Время рокировок | страница 4
То, что он его убьет — это ладно. Мне не понравились слова о том, что этот повелитель Великого Речного зверя нам мстить будет, да еще и сюда придет.
Впрочем, все было не так уж и плохо. Частично с мыслью о пропущенном веселье моего консильери примирил тот факт, что еще недели две после этого он из снайперки отстреливал остатки сектантов, которые то и дело плыли мимо нас по реке на легких лодочках вроде доблёнок и небольших плотах, не зная о том, что оплот их веры разрушен. На утесе весь день торчал кто-нибудь из нашей мелкоты и, завидев плавсредство с людьми в белых балахонах, тут же бежал внутрь крепости, громко крича:
— Дядька Голд, дядька Голд! Плывут!
Голд после этого радостно улыбался, подхватывал снайперку, шел на утес, а дальше все было просто и незамысловато. Это дело даже приносило нам прибыль — пару лодочек шустрые «волчата» успели поймать до того, как течение унесло их обратно.
Надо заметить, что малыши следили за рекой очень бдительно, время от времени подменяя друг друга. Маленькие-маленькие, а то, что их друзей чуть не пустили под нож, они поняли и каждый из них затаил на злых дядек в белом крепкий молочный зуб.
Плюс пару раз вечерней порой в компании нескольких волчат Голд сплавал непосредственно на поляну, проверить — не проскочил ли кто-то мимо нас под покровом ночи, но никого там не обнаружил, кроме двух десятков ничего не помнящих людей, которые начали ее потихоньку снова обживать. Джебе, которого я отправил с консильери, потом мне рассказал, что Голд посмотрел на них из кустов, задумчиво пощелкал предохранителем на автомате, но делать ничего не стал. Что это были бывшие сектанты, сомнений не было, но убивать их было вроде как и не за что. По крайней мере — пока.

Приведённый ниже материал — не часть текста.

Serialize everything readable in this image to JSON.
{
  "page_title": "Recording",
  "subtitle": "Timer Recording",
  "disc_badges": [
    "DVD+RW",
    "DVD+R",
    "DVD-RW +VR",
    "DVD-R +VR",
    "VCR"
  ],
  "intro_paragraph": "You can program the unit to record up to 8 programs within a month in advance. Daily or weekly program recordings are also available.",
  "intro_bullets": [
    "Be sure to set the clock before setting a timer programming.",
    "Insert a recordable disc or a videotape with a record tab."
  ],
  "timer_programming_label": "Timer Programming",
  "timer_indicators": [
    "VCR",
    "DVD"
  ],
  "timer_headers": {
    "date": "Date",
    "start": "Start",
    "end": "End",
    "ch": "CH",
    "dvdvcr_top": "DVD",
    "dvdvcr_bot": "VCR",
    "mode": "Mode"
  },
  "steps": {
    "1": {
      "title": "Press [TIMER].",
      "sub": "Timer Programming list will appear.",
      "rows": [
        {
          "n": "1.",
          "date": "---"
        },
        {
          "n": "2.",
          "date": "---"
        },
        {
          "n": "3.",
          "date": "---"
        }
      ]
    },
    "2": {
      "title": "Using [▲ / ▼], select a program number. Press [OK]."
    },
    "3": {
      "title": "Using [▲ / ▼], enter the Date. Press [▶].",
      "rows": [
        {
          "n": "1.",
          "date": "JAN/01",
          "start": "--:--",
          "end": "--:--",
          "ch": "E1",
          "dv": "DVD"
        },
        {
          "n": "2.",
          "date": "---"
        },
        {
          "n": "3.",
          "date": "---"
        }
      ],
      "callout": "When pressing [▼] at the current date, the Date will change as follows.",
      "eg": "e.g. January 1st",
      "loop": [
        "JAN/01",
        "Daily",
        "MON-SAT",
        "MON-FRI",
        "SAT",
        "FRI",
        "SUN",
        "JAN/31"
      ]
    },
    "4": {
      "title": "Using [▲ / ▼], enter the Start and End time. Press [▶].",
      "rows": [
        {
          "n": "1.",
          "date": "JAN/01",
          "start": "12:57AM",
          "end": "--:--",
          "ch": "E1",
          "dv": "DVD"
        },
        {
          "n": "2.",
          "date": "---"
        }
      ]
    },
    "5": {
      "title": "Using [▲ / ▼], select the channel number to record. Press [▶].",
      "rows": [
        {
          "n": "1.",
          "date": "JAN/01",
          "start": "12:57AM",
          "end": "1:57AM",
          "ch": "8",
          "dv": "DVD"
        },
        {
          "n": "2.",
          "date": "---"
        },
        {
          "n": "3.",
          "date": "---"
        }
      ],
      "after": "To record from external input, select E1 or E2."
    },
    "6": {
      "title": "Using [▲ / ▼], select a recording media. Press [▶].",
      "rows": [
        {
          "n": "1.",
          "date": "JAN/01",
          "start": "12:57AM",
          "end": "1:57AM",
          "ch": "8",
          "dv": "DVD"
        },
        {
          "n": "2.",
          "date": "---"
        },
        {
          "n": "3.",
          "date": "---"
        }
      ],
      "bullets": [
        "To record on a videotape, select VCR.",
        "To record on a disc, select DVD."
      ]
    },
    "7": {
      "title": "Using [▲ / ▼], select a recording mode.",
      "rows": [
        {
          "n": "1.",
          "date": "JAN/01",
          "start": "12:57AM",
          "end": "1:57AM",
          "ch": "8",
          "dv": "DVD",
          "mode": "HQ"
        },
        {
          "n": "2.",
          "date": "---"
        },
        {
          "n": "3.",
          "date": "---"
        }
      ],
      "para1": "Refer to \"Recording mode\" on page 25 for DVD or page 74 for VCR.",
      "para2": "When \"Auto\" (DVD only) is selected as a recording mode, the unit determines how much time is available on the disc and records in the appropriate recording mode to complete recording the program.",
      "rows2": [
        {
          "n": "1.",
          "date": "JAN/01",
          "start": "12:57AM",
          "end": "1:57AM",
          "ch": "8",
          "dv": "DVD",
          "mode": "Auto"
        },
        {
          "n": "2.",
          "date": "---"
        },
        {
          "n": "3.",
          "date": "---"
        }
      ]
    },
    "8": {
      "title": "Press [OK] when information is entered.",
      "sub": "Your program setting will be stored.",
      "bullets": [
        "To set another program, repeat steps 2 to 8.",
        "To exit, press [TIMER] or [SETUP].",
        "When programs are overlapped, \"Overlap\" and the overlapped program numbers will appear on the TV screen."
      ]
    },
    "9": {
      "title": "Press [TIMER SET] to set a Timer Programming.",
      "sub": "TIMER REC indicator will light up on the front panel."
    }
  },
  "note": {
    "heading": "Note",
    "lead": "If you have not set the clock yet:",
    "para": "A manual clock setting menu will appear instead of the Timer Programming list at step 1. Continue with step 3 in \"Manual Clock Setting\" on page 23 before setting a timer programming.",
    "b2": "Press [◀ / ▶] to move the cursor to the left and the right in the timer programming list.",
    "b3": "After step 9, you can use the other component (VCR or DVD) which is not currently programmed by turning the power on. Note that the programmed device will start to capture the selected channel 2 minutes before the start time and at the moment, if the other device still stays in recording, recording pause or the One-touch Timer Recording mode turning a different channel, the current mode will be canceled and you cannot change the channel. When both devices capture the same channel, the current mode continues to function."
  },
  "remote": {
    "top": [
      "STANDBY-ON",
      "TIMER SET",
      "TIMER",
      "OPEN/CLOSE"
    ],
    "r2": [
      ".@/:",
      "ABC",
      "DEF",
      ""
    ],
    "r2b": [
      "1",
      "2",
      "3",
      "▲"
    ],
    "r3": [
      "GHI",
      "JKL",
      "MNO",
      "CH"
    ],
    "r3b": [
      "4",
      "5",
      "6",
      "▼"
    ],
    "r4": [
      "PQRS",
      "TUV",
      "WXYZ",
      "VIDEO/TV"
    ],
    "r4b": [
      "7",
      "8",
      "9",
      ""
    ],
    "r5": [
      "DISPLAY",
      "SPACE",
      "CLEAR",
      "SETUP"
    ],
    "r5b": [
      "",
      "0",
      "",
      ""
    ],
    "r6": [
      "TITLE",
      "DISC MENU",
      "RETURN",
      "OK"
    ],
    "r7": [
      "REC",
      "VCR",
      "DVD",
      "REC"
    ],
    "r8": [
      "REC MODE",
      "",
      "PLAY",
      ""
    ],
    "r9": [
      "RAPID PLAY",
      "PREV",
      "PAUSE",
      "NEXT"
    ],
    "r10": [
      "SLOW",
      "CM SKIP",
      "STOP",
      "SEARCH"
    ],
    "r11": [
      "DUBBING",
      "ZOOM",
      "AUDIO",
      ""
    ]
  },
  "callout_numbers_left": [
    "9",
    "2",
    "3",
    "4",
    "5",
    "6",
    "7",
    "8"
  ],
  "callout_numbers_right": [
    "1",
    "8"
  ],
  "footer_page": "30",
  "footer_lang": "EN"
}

Но и к себе мы их приглашать не стали. Хоть и лишились они памяти, но какая-то брезгливость по отношению к этим людям осталась, как и в случаях с теми, кто когда-то покинул нашу крепость. Ну да, смерть стерла все, что было, но нутро-то осталось прежним, его не переделаешь. Если есть в человеке гнильца, то раньше или позже она себя проявит, причем непременно в самый ненужный момент. И наоборот — если есть в человеке стержень, то он и после смерти, которая стирает все, в нем останется. Вот Флай — и до гибели своей был боец, и после воскрешения им остался. Да, он отстал от тех, с кем когда — то начинал, но впахивал как проклятый, набирая уровни и знания, и снова вернулся в основу. А эти… Они уже один раз пошли по пути наименьшего сопротивления и, без сомнений, снова на него встанут, сложись так обстоятельства.